I like my classes this quarter. Advanced Desktop Publishing promises to be the challenge that Beginning Desktop Publishing never was. My American Literature survey hasn't seen the most interesting reading material yet—for some reason I haven't ever been able to enjoy Colonial American Literature—but the professor is fascinatingly dorky and ridiculously enthusiastic about the material and is really making class fun. And I'm also enrolled in a wine tasting course, which is already fun and we've barely got into the real meat of actual tasting of different wines yet. I'm really looking forward to actually developing a palate for wine like I have recently for beer.

God, I love the unrestricted elective requirement.

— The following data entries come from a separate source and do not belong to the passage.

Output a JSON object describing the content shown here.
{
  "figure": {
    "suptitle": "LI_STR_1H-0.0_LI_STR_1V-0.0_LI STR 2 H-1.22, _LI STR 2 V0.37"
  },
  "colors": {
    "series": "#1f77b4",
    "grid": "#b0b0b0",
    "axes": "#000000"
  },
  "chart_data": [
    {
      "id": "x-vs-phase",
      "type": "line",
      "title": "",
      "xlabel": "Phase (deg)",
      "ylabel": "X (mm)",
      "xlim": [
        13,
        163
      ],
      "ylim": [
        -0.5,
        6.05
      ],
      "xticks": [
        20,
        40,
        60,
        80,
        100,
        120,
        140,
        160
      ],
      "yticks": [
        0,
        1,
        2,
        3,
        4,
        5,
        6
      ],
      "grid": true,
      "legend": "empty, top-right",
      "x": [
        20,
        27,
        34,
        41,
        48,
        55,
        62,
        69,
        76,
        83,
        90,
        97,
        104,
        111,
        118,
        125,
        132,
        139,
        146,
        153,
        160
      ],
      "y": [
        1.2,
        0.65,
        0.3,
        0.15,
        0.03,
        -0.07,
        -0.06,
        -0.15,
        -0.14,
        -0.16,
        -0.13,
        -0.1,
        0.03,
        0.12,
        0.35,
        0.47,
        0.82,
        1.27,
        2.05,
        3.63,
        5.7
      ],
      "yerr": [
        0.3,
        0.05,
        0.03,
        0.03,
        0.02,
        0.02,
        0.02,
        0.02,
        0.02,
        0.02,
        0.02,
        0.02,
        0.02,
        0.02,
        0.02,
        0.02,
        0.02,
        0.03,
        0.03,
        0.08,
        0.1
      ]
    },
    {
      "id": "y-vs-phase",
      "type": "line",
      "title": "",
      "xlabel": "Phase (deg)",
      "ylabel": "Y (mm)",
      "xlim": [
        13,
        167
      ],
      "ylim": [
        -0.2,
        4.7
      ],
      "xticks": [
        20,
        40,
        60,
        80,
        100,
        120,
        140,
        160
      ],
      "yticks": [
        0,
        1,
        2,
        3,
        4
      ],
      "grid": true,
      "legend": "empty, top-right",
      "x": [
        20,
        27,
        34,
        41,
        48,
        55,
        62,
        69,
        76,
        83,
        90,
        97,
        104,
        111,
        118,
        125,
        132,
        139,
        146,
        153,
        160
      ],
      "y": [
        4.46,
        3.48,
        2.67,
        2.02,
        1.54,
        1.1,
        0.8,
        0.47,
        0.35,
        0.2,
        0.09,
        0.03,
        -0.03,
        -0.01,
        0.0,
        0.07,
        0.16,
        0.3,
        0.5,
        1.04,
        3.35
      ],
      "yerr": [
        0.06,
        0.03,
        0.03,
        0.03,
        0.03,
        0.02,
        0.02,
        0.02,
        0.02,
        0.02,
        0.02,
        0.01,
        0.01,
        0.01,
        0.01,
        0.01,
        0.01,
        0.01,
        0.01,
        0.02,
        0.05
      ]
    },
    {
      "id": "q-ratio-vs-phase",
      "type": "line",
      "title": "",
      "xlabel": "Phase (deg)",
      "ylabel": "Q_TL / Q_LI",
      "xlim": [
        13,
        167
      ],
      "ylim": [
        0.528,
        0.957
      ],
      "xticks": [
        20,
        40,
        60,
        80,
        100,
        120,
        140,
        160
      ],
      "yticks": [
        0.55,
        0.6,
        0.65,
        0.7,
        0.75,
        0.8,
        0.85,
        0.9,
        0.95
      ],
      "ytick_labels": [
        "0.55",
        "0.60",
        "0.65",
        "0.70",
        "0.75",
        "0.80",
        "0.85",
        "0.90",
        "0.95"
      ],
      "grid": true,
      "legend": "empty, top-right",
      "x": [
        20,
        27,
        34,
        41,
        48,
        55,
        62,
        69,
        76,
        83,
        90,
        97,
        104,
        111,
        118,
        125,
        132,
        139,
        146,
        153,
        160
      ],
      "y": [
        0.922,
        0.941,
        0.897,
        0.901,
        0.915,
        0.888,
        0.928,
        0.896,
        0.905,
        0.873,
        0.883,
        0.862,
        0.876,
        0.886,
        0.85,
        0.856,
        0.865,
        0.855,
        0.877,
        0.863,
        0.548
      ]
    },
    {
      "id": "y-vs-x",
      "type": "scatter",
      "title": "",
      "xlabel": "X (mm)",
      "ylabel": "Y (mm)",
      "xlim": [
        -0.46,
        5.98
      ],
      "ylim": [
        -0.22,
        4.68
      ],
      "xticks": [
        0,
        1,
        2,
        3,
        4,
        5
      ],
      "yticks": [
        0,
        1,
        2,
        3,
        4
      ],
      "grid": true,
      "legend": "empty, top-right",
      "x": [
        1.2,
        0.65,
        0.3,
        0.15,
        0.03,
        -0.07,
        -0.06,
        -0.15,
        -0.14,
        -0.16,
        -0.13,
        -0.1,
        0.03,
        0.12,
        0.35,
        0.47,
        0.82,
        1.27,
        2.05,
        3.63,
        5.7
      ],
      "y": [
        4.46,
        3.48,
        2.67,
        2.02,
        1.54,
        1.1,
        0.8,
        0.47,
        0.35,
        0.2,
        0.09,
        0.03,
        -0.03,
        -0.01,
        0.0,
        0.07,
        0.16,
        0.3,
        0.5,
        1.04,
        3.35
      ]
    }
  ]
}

And now for something completely different. Have you ever found yourself feeling almost sorry for the makers of the relics of your childhood, as if yours was the only generation that could experience those things? Also, it's almost embarrasing to find out that they're still being made. For example, did you know that they're still writing new Berenstain Bears books? When I see that I almost feel bad for poor Stan and Jan Berenstain. Don't they know my sisters and I no longer read them? I feel, even while realizing how foolish it is, that there couldn't possibly be kids who actually read Berenstain Bears, that it was strictly a c. 1988-1993 phenomenon. And I'm pretty sure I felt morbidly embarassed for R.L. Stine the exact second I decided to stop reading Goosebumps books.

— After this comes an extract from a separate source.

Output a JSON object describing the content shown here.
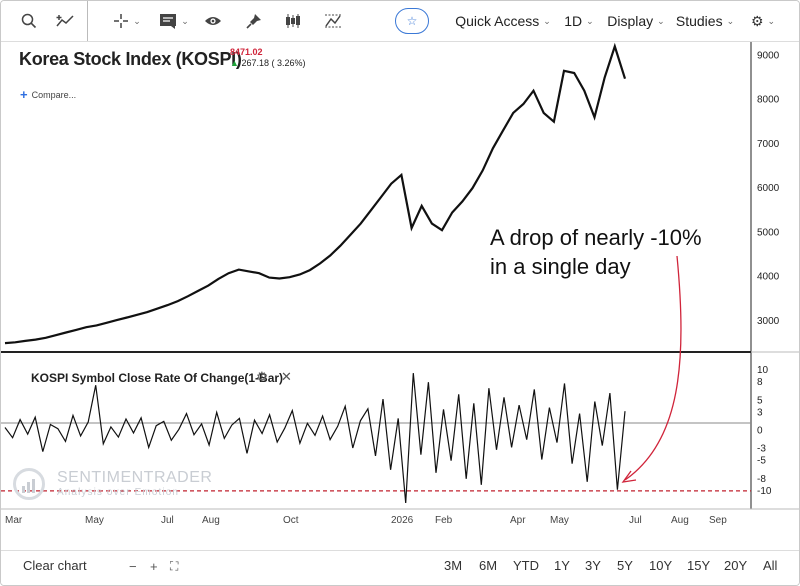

It's like the first time I saw Jimmy Eat World when I was in high school, before they got on the radio, and I worried that my friends and I would be the only ones in the audience, and wouldn't that be embarassing. Somehow, in my subconscious, my enjoyment of a piece of media is necessary for the continued success of that media. I think this might be a common phenomenon, but then again I might be alone here. If so it probably speaks volumes as to my sense of self importance, and my future therapists will do well to visit this blog.